Some of them are old. Some young. Some stand with their headphones in or their hoods up. Some wear smart business attire. Others have their mobiles out, already tapping away before the signal returns at the top. One or two have their arms held around one another; a boy hugging the girl in front of him, they cannot be more than sixteen; a woman clutching her child.
It’s just as I’m about to step off the escalator that it happens. The screens around us flicker and one advert is replaced by another.
A tree framed in the setting sun, an animal grazing under its leafy canopy.
As I step off, I pause mid-step and the merest syllable of a laugh escapes me. Someone from behind is pushing and I sidestep to let the rush of people flood by.
From my vantage point, I peer back up at the squares of orange and black, working their way to the top.
Seconds pass and I’m still stood there, unsure for a second where it is that I’m actually going.

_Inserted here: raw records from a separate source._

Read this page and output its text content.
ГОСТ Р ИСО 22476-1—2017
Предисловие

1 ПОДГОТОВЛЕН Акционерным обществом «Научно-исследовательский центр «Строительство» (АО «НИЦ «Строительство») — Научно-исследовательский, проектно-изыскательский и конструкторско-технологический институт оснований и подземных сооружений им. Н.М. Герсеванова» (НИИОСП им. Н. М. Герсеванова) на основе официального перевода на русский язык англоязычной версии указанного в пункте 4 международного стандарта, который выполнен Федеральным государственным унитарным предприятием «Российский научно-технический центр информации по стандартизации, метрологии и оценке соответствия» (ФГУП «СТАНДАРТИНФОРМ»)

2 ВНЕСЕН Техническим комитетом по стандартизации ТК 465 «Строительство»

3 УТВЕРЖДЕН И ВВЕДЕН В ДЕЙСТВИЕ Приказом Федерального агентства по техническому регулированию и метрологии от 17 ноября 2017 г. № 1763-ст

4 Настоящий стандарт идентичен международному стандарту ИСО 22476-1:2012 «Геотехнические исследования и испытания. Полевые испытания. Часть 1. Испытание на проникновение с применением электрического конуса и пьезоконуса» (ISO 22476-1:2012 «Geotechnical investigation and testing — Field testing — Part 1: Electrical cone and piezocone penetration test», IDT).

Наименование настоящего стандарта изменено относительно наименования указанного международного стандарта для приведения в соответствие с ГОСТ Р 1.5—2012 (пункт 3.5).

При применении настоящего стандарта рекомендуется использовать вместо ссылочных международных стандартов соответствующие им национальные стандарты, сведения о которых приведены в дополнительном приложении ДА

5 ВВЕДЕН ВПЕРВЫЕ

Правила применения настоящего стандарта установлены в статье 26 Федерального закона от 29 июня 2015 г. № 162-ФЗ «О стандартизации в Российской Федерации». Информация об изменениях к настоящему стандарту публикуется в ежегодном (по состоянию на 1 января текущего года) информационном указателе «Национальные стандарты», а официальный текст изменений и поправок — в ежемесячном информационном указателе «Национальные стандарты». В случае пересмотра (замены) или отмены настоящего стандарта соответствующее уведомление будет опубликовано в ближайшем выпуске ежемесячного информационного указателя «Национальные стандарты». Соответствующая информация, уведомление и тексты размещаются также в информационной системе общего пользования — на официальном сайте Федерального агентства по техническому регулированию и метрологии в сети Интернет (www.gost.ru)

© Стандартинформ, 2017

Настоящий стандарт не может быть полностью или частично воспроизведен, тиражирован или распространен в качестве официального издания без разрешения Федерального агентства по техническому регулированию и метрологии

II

I blink and the advertisements have changed: now a close-up shot of a fragrance. I turn and rejoin the crowd in the tunnel. My hand brushes against the tiled wall as I walk. A rush of wind as we come onto the platform. 1 minute. People crowding in. Jostling for space. We hear it before it comes. Careening onto the track. Beeping doors opening. Crush to find space within. Whirring. Vibrations. Move. Move. I reach out for something and all I feel is the cold touch of aluminium against my hand.